The topography of the course meant that several holes had blind spots, which Liddy, an ASGCA Fellow, addressed without making drastic changes to the landscape. “The new holes remove the blindness of the approach shots,” he said. “On one hole we placed the new green just short of a hill rather than up and over, and for another we reversed the hole to play down the abrupt hill and use the hilltop as the landing area, instead of hitting up and over it. We also expanded fairway corridor widths using newfound edges of the property to provide new approach angles into green sites.”

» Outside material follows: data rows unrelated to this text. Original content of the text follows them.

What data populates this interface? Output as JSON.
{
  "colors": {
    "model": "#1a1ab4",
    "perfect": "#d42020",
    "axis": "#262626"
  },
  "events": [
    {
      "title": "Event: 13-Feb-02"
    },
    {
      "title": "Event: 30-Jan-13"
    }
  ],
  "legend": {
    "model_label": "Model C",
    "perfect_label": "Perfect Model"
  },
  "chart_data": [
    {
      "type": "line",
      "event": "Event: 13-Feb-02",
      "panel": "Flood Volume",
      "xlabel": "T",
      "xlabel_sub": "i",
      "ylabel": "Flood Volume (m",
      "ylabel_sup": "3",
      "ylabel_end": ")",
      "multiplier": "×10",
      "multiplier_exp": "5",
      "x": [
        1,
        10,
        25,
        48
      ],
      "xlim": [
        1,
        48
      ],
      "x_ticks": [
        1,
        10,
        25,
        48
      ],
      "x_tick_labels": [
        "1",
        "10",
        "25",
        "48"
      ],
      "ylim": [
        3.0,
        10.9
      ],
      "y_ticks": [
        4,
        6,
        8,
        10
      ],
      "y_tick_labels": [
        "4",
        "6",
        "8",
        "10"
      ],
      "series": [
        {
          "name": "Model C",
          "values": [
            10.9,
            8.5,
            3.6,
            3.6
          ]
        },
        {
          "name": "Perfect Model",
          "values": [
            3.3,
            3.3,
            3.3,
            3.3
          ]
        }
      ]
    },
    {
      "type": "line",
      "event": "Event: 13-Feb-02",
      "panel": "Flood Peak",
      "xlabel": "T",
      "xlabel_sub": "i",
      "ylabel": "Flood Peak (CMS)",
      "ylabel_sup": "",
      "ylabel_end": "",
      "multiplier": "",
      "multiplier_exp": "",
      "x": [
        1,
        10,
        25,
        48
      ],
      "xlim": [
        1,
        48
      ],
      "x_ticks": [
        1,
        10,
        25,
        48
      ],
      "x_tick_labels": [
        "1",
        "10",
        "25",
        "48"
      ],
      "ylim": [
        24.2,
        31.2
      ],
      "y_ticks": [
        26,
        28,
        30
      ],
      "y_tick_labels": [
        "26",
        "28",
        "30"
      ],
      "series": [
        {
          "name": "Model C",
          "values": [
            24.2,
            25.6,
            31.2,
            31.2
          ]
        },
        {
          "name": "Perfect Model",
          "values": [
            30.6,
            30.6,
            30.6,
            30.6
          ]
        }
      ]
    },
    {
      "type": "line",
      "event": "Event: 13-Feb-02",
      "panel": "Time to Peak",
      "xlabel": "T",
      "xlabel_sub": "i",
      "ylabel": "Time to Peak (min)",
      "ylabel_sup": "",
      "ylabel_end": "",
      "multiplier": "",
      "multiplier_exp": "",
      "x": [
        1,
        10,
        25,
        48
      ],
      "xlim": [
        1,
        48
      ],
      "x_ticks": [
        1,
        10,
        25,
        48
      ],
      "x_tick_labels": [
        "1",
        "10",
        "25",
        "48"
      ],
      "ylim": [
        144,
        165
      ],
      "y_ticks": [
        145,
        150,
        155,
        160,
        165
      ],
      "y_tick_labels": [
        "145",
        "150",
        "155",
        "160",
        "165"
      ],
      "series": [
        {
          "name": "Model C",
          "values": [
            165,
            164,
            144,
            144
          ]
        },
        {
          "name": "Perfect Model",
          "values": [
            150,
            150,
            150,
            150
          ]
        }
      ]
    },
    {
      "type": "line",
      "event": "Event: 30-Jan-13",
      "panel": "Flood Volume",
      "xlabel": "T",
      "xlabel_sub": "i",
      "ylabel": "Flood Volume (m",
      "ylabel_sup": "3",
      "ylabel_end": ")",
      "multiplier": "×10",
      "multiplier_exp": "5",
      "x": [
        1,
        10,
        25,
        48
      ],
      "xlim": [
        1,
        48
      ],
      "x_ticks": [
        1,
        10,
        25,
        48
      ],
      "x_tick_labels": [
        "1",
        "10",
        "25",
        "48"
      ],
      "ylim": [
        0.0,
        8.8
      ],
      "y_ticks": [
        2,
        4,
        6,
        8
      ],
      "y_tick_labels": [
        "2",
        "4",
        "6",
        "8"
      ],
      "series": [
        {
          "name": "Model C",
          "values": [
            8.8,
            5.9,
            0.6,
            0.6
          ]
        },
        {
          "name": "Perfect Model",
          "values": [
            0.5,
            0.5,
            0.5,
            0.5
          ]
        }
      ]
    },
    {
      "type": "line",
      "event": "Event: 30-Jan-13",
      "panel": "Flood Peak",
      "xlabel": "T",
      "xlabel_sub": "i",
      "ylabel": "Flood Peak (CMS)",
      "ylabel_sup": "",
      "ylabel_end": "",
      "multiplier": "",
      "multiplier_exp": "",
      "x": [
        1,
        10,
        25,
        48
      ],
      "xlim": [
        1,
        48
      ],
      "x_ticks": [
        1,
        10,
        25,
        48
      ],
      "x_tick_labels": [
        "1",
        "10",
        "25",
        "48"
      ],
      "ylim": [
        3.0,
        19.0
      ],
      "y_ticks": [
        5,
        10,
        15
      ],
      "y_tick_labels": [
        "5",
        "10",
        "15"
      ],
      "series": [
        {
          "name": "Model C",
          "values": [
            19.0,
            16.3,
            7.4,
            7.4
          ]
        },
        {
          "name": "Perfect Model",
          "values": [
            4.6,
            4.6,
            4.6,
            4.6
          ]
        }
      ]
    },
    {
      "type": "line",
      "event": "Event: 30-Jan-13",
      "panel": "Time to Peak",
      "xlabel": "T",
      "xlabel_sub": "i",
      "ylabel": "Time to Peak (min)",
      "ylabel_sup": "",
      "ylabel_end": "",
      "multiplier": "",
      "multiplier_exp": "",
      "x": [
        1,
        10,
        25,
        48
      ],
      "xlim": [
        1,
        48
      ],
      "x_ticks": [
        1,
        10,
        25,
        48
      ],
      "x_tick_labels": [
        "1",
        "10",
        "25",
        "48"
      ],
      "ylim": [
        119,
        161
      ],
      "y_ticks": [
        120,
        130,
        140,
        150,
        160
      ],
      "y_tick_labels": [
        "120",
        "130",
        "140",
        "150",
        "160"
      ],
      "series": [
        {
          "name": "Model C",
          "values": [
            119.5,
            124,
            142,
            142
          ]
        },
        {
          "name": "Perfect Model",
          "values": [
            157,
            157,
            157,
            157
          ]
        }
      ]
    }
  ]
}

One of the new holes is the eighth, a 165-yard par three that plays over a deep swale. The green site was lowered around eight feet and Liddy describes it as a “visible Dell hole”.

Read more: Tim Liddy provides an insight into the par-three eighth in the Winter 2021 issue of By Design magazine.

Bob Haddad, the owner of Harrison Lake, believes that keeping courses family- and beginner-friendly is key. “Courses need to be designed for the average golfer,” he said. “They need to be challenging, yes, but also fun. Investing in the course and in the practice facilities with a ‘family and friend fun’ approach is the best path to future success.”